Warriors

How do Warriors stack up against West playoff teams next year?

Warriors

Even before the Los Angeles Lakers were crowned champions in last year's playoffs, it was known that the Western Conference was going to be as competitive as ever this season. 

The Denver Nuggets stunned the world inside the bubble last year by beating the Utah Jazz and Los Angeles Clippers after falling behind three-games-to-one.

Despite these playoff losses, the Jazz and Clippers' talent wasn't going anywhere. The Lakers were, well, the Lakers. The Phoenix Suns went 8-0 in the bubble and then added Chris Paul. The Portland Trail Blazers had a strong bubble performance as well. And the Warriors were supposed to get Klay Thompson back and return to the top of the standings. 

The latter didn't happen, but I digress. 

When the Lakers were eliminated from the playoffs in the first round, it solidified one thing: the Western Conference is up for grabs. 

This is good news for the Warriors heading into next season, as there is no one team that owns the conference. But it also makes things a bit trickier, as they will have to pass a lot of opponents in their way who are also looking to get over the hump. 

So how do the Warriors stack up to the playoff teams in the West?

Golden State has a lot of pieces that will make them formidable competitors with this year's playoff teams. 

But let's make one thing clear first: while adding Thompson back into the lineup will help the Warriors, it will not solve all of their problems and put them right back to the top of the West. We don't even know when Thompson is supposed to make his return. So, let's just not forget that.

 

With Draymond Green anchoring their defense, they have the ability to lock down opponents and win games through suffocating other teams' offenses. 

The Warriors also have Steph Curry -- a point that doesn't need much more explanation. 

A four-man lineup of Curry, Green, Thompson and Andrew Wiggins is strong. But this is where the Warriors start to face problems against the field in the West. 

Who is that fifth guy? 

Kevon Looney -- who just picked up his $5.2 million player option and will most likely have the starting center spot next season -- is an OK option. If James Wiseman can get healthy and improve his play, that's fine too. But, neither center gives the Warriors a clear advantage over the other typical centers in the West such as Deandre Ayton or Anthony Davis. 

Even outside of the center spot, depth isn't on the Warriors' side. Yes, Jordan Poole and Juan Toscano-Anderson emerged as tremendous contributors. If Kelly Oubre Jr., Eric Paschall and Damion Lee stayed healthy, they could have done more. 

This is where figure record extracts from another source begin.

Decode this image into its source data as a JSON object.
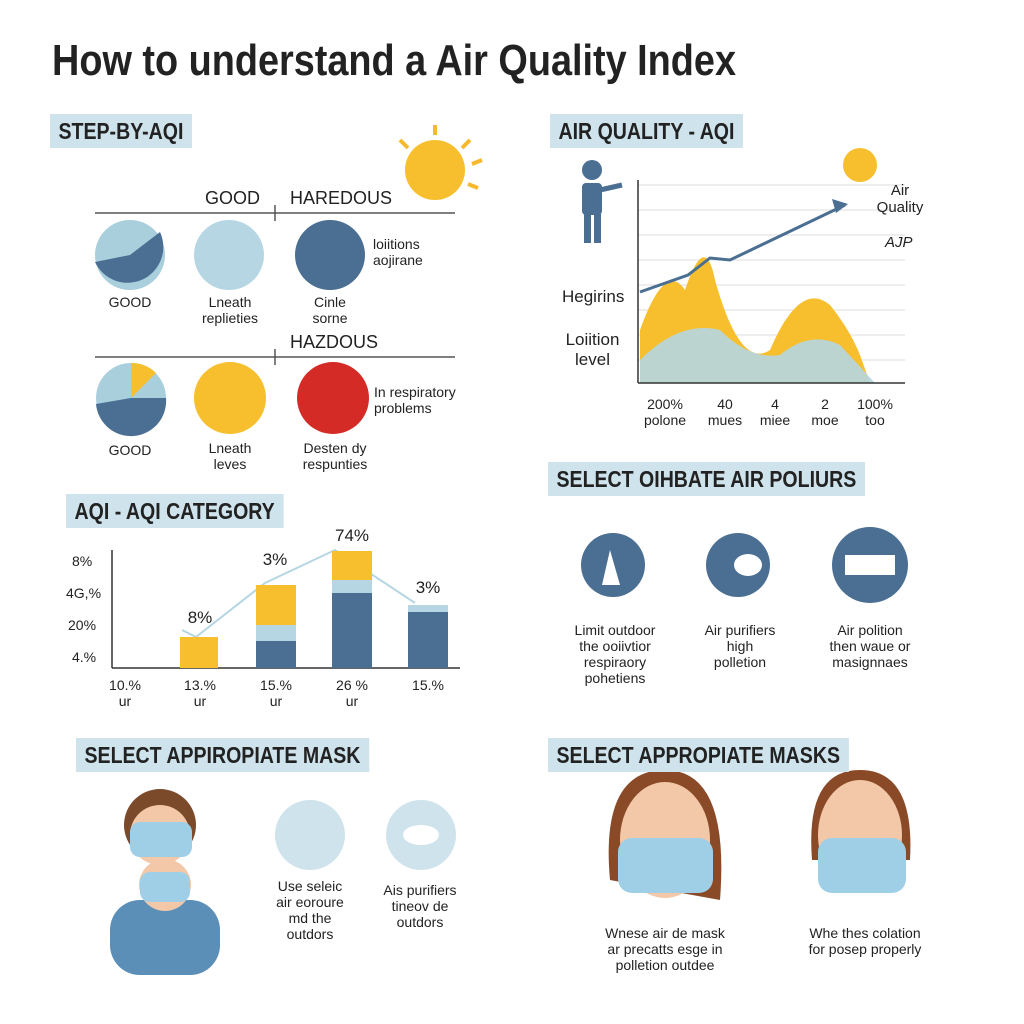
{
  "title": "How to understand a Air Quality Index",
  "step": {
    "heading": "STEP-BY-AQI",
    "scale1": [
      "GOOD",
      "HAREDOUS"
    ],
    "row1": [
      "GOOD",
      "Lneath\nreplieties",
      "Cinle\nsorne",
      "loiitions\naojirane"
    ],
    "scale2": "HAZDOUS",
    "row2": [
      "GOOD",
      "Lneath\nleves",
      "Desten dy\nrespunties",
      "In respiratory\nproblems"
    ]
  },
  "aqi": {
    "heading": "AIR QUALITY - AQI",
    "labels": [
      "Air\nQuality",
      "AJP",
      "Hegirins",
      "Loiition\nlevel"
    ],
    "x": [
      "200%\npolone",
      "40\nmues",
      "4\nmiee",
      "2\nmoe",
      "100%\ntoo"
    ]
  },
  "category": {
    "heading": "AQI - AQI CATEGORY",
    "yticks": [
      "8%",
      "4G,%",
      "20%",
      "4.%"
    ],
    "bar_labels": [
      "8%",
      "3%",
      "74%",
      "3%"
    ],
    "x": [
      "10.%\nur",
      "13.%\nur",
      "15.%\nur",
      "26 %\nur",
      "15.%"
    ]
  },
  "pollutants": {
    "heading": "SELECT OIHBATE AIR POLIURS",
    "items": [
      "Limit outdoor\nthe ooiivtior\nrespiraory\npohetiens",
      "Air purifiers\nhigh\npolletion",
      "Air polition\nthen waue or\nmasignnaes"
    ]
  },
  "mask1": {
    "heading": "SELECT APPIROPIATE MASK",
    "items": [
      "Use seleic\nair eoroure\nmd the\noutdors",
      "Ais purifiers\ntineov de\noutdors"
    ]
  },
  "mask2": {
    "heading": "SELECT APPROPIATE MASKS",
    "items": [
      "Wnese air de mask\nar precatts esge in\npolletion outdee",
      "Whe thes colation\nfor posep properly"
    ]
  }
}
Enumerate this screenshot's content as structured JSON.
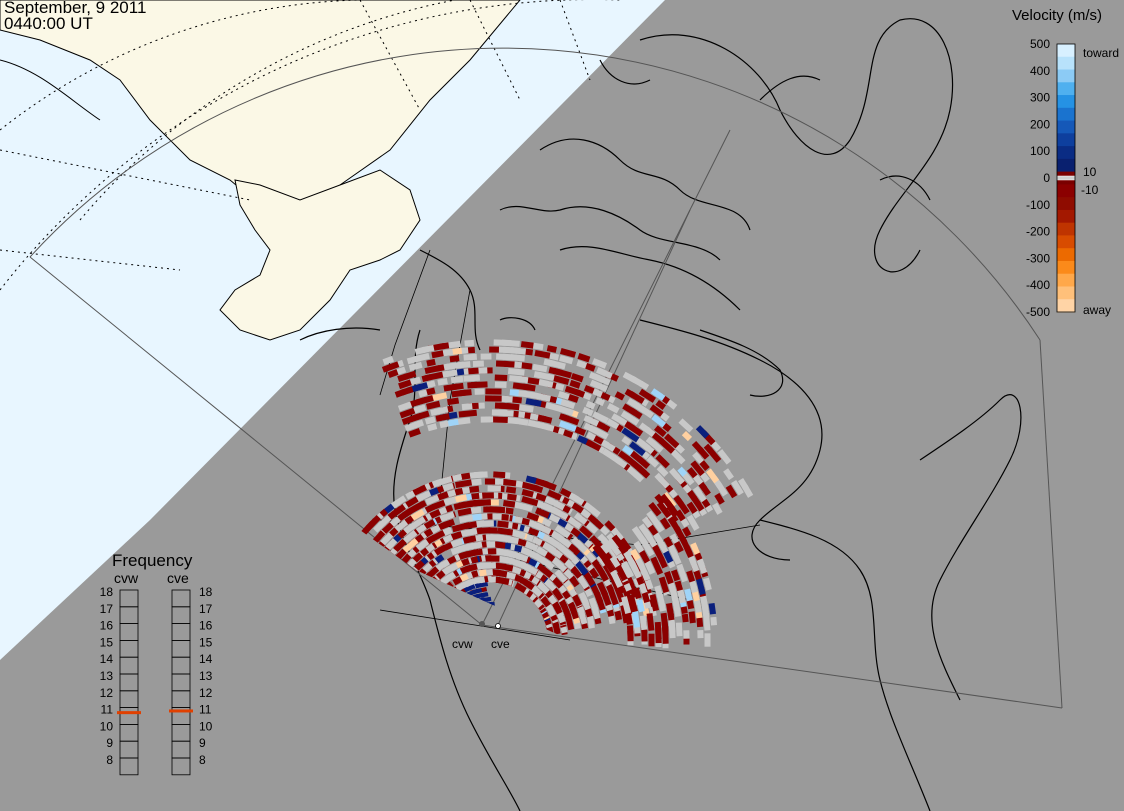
{
  "header": {
    "date": "September, 9 2011",
    "time": "0440:00 UT"
  },
  "velocity_scale": {
    "title": "Velocity (m/s)",
    "ticks": [
      "500",
      "400",
      "300",
      "200",
      "100",
      "0",
      "-100",
      "-200",
      "-300",
      "-400",
      "-500"
    ],
    "label_toward": "toward",
    "label_away": "away",
    "label_pos_threshold": "10",
    "label_neg_threshold": "-10",
    "colors": [
      "#d8f0ff",
      "#9fd4f8",
      "#3fa7ef",
      "#1977d2",
      "#0b45a8",
      "#0a1f7c",
      "#6e0000",
      "#8b0000",
      "#b32000",
      "#e05a00",
      "#ff9a2a",
      "#ffd0a0"
    ]
  },
  "frequency_panel": {
    "title": "Frequency",
    "radar_left": "cvw",
    "radar_right": "cve",
    "levels": [
      "18",
      "17",
      "16",
      "15",
      "14",
      "13",
      "12",
      "11",
      "10",
      "9",
      "8"
    ],
    "cvw_value": 10.7,
    "cve_value": 10.8,
    "marker_color": "#e04000"
  },
  "radar_sites": {
    "cvw_label": "cvw",
    "cve_label": "cve"
  },
  "map_colors": {
    "ocean_day": "#e8f6ff",
    "land_day": "#fbf8e6",
    "night": "#9a9a9a",
    "ground_scatter": "#c8c8c8",
    "coast": "#000000"
  }
}
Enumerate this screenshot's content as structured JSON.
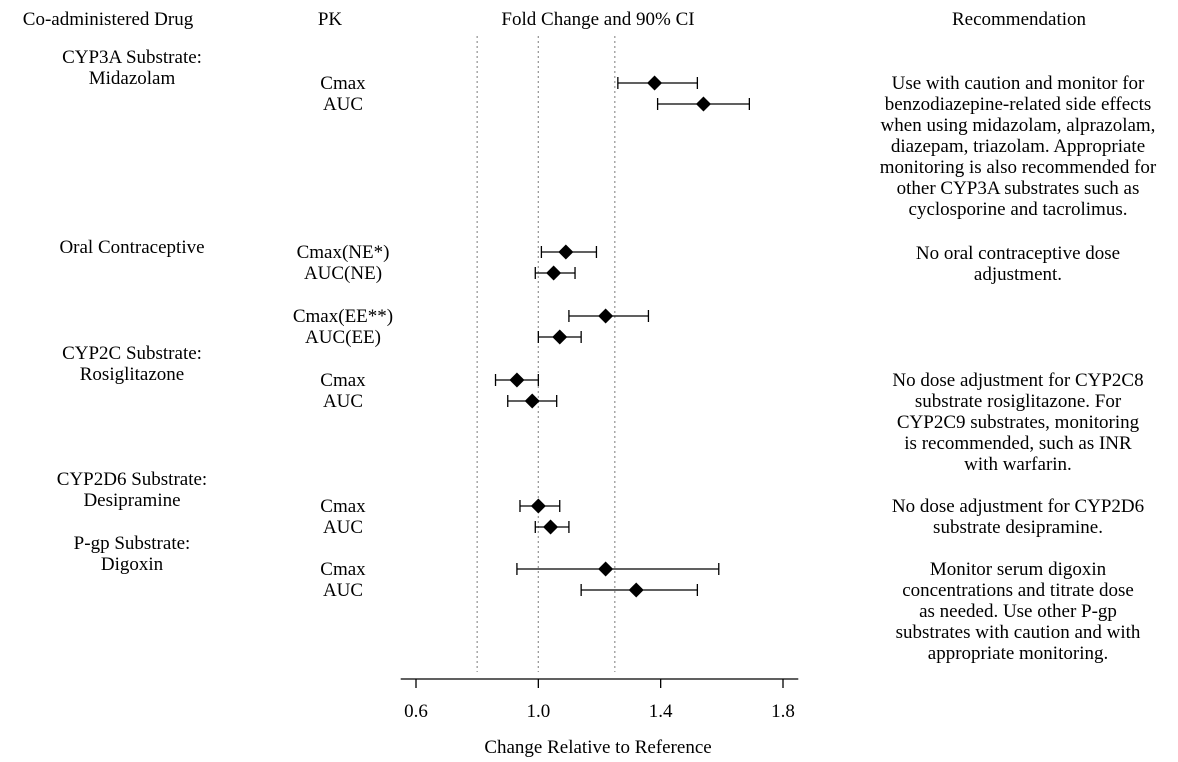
{
  "headers": {
    "drug": "Co-administered Drug",
    "pk": "PK",
    "fold": "Fold Change and 90% CI",
    "rec": "Recommendation"
  },
  "drugs": [
    {
      "lines": [
        "CYP3A Substrate:",
        "Midazolam"
      ]
    },
    {
      "lines": [
        "Oral Contraceptive"
      ]
    },
    {
      "lines": [
        "CYP2C Substrate:",
        "Rosiglitazone"
      ]
    },
    {
      "lines": [
        "CYP2D6 Substrate:",
        "Desipramine"
      ]
    },
    {
      "lines": [
        "P-gp Substrate:",
        "Digoxin"
      ]
    }
  ],
  "recommendations": [
    {
      "lines": [
        "Use with caution and monitor for",
        "benzodiazepine-related side effects",
        "when using midazolam, alprazolam,",
        "diazepam, triazolam. Appropriate",
        "monitoring is also recommended for",
        "other CYP3A substrates such as",
        "cyclosporine and  tacrolimus."
      ]
    },
    {
      "lines": [
        "No oral contraceptive dose",
        "adjustment."
      ]
    },
    {
      "lines": [
        "No dose adjustment for CYP2C8",
        "substrate rosiglitazone. For",
        "CYP2C9 substrates, monitoring",
        "is recommended, such as INR",
        "with warfarin."
      ]
    },
    {
      "lines": [
        "No dose adjustment for CYP2D6",
        "substrate desipramine."
      ]
    },
    {
      "lines": [
        "Monitor serum digoxin",
        "concentrations and titrate dose",
        "as needed. Use other P-gp",
        "substrates with caution and with",
        "appropriate monitoring."
      ]
    }
  ],
  "chart_data": {
    "type": "forest",
    "xlabel": "Change Relative to Reference",
    "xlim": [
      0.55,
      1.85
    ],
    "xticks": [
      0.6,
      1.0,
      1.4,
      1.8
    ],
    "xtick_labels": [
      "0.6",
      "1.0",
      "1.4",
      "1.8"
    ],
    "reference_lines": [
      0.8,
      1.0,
      1.25
    ],
    "rows": [
      {
        "drug_group": 0,
        "pk": "Cmax",
        "estimate": 1.38,
        "ci_low": 1.26,
        "ci_high": 1.52
      },
      {
        "drug_group": 0,
        "pk": "AUC",
        "estimate": 1.54,
        "ci_low": 1.39,
        "ci_high": 1.69
      },
      {
        "drug_group": 1,
        "pk": "Cmax(NE*)",
        "estimate": 1.09,
        "ci_low": 1.01,
        "ci_high": 1.19
      },
      {
        "drug_group": 1,
        "pk": "AUC(NE)",
        "estimate": 1.05,
        "ci_low": 0.99,
        "ci_high": 1.12
      },
      {
        "drug_group": 1,
        "pk": "Cmax(EE**)",
        "estimate": 1.22,
        "ci_low": 1.1,
        "ci_high": 1.36
      },
      {
        "drug_group": 1,
        "pk": "AUC(EE)",
        "estimate": 1.07,
        "ci_low": 1.0,
        "ci_high": 1.14
      },
      {
        "drug_group": 2,
        "pk": "Cmax",
        "estimate": 0.93,
        "ci_low": 0.86,
        "ci_high": 1.0
      },
      {
        "drug_group": 2,
        "pk": "AUC",
        "estimate": 0.98,
        "ci_low": 0.9,
        "ci_high": 1.06
      },
      {
        "drug_group": 3,
        "pk": "Cmax",
        "estimate": 1.0,
        "ci_low": 0.94,
        "ci_high": 1.07
      },
      {
        "drug_group": 3,
        "pk": "AUC",
        "estimate": 1.04,
        "ci_low": 0.99,
        "ci_high": 1.1
      },
      {
        "drug_group": 4,
        "pk": "Cmax",
        "estimate": 1.22,
        "ci_low": 0.93,
        "ci_high": 1.59
      },
      {
        "drug_group": 4,
        "pk": "AUC",
        "estimate": 1.32,
        "ci_low": 1.14,
        "ci_high": 1.52
      }
    ]
  }
}
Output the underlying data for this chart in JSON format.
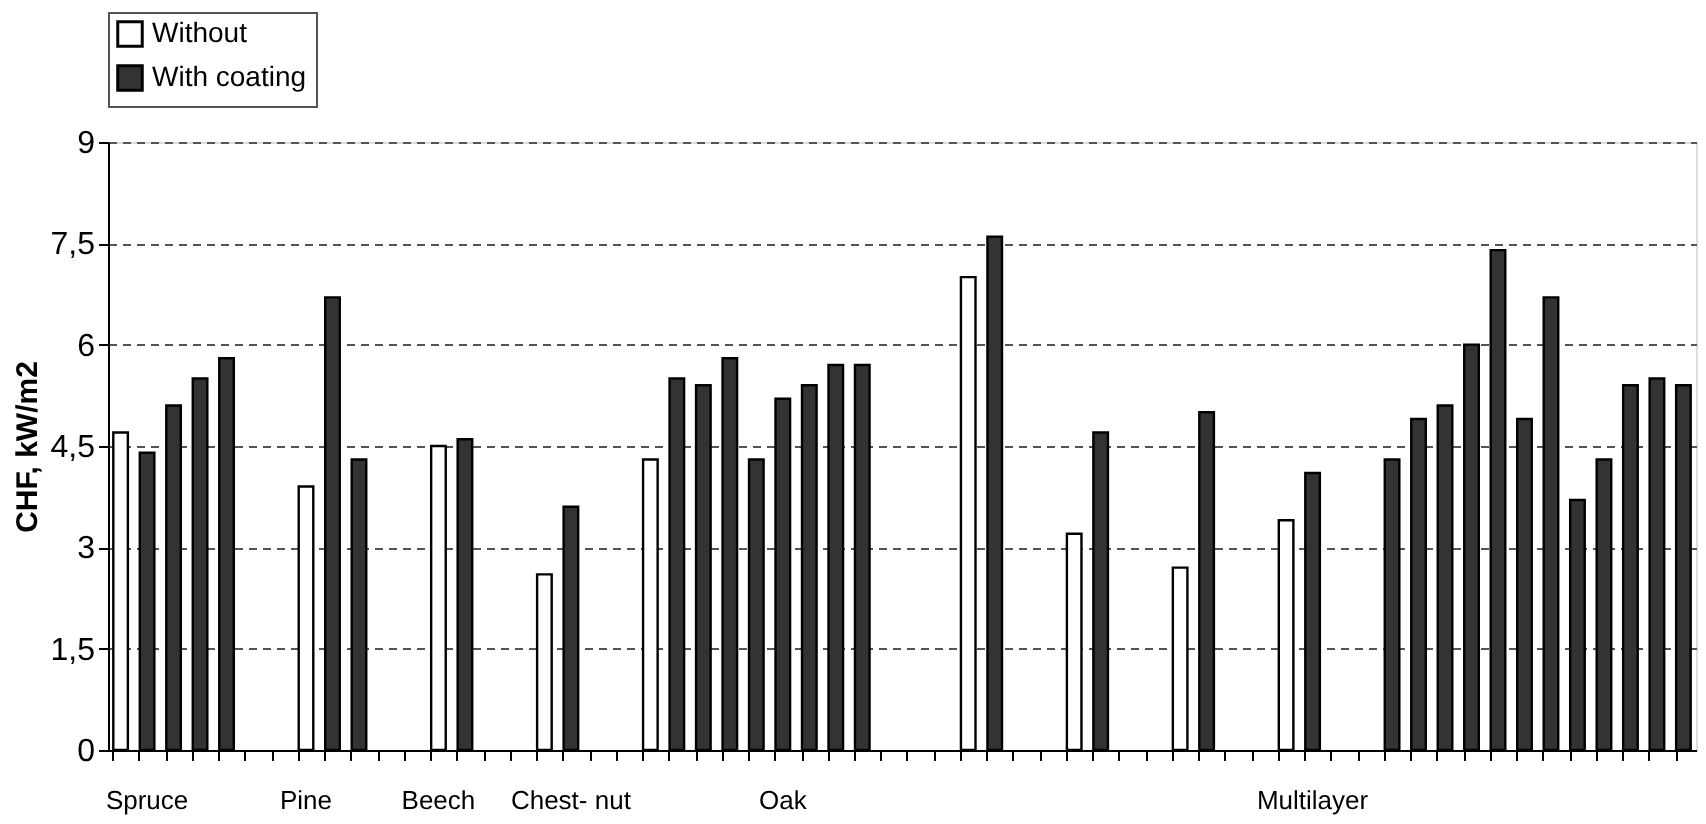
{
  "chart_data": {
    "type": "bar",
    "ylabel": "CHF, kW/m2",
    "categories": [
      null,
      "Spruce",
      null,
      null,
      null,
      null,
      null,
      "Pine",
      null,
      null,
      null,
      null,
      "Beech",
      null,
      null,
      null,
      null,
      "Chest-\nnut",
      null,
      null,
      null,
      null,
      null,
      null,
      null,
      "Oak",
      null,
      null,
      null,
      null,
      null,
      null,
      null,
      null,
      null,
      null,
      null,
      null,
      null,
      null,
      null,
      null,
      null,
      null,
      null,
      "Multilayer",
      null,
      null,
      null,
      null,
      null,
      null,
      null,
      null,
      null,
      null,
      null,
      null,
      null,
      null
    ],
    "series": [
      {
        "name": "Without",
        "color": "#ffffff",
        "values": [
          4.7,
          null,
          null,
          null,
          null,
          null,
          null,
          3.9,
          null,
          null,
          null,
          null,
          4.5,
          null,
          null,
          null,
          2.6,
          null,
          null,
          null,
          4.3,
          null,
          null,
          null,
          null,
          null,
          null,
          null,
          null,
          null,
          null,
          null,
          7.0,
          null,
          null,
          null,
          3.2,
          null,
          null,
          null,
          2.7,
          null,
          null,
          null,
          3.4,
          null,
          null,
          null,
          null,
          null,
          null,
          null,
          null,
          null,
          null,
          null,
          null,
          null,
          null,
          null
        ]
      },
      {
        "name": "With coating",
        "color": "#333333",
        "values": [
          null,
          4.4,
          5.1,
          5.5,
          5.8,
          null,
          null,
          null,
          6.7,
          4.3,
          null,
          null,
          null,
          4.6,
          null,
          null,
          null,
          3.6,
          null,
          null,
          null,
          5.5,
          5.4,
          5.8,
          4.3,
          5.2,
          5.4,
          5.7,
          5.7,
          null,
          null,
          null,
          null,
          7.6,
          null,
          null,
          null,
          4.7,
          null,
          null,
          null,
          5.0,
          null,
          null,
          null,
          4.1,
          null,
          null,
          4.3,
          4.9,
          5.1,
          6.0,
          7.4,
          4.9,
          6.7,
          3.7,
          4.3,
          5.4,
          5.5,
          5.4
        ]
      }
    ],
    "ylim": [
      0,
      9
    ],
    "yticks": [
      0,
      {
        "value": 1.5,
        "label": "1,5"
      },
      3,
      {
        "value": 4.5,
        "label": "4,5"
      },
      6,
      {
        "value": 7.5,
        "label": "7,5"
      },
      9
    ],
    "grid": "y",
    "legend": "top"
  }
}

But, there is no way Golden State's bench would have competed to the depth that's on the Suns, Lakers, Jazz, or even Nuggets. 

The other clear thing the Warriors are lacking is a wing player who can create his own shot, and then just rise and shoot over his defender. 

Devin Booker, who has proven that the mid-range shot is not dead and is actually a lethal weapon, is that for the Suns. The Clippers have Paul Goerge. Michael Porter Jr. emerged as that for the Nuggets. Donovan Mitchell has done that for Utah. 

Wiggins can be that for the Warriors at times, but hasn't done it consistently enough to rely on him for that. Curry is terrific in the mid-range, but he rarely puts his back to the basket to shoot over defenders because of his height. And Thompson, as amazing of a shooter as he is, is better in a catch-and-shoot scenario, rather than off the dribble. 

The year's draft is stacked with wing players who can score off the dribble. But, will they be able to contribute in the NBA right away? The only way to find out is by trying it out.

RELATED: Why Turner is Warriors' best option in potential Wiseman trade

So what will success look like for Golden State next year? It's a vision that changed several times throughout the course of this past season.

As I said above, at first it was to get back on top with Thompson back. Then, after he got injured again, it was to make the playoffs. Then, to make the play-in. Then, back to making the playoffs. 

 

Next season, the Warriors need to make the playoffs -- and make some noise -- to avoid having some tough conversations. 

Seeing teams such as the Suns make it as far as they have and the Jazz be the top team in the NBA throughout the regular season is a good sign for the Warriors. It proves that making the correct roster adjustments -- even if it's just one player -- can completely change the outcome of your season. 

At the same time, it has opened up the Western Conference like never before, and the Warriors need to be prepared to compete with everyone.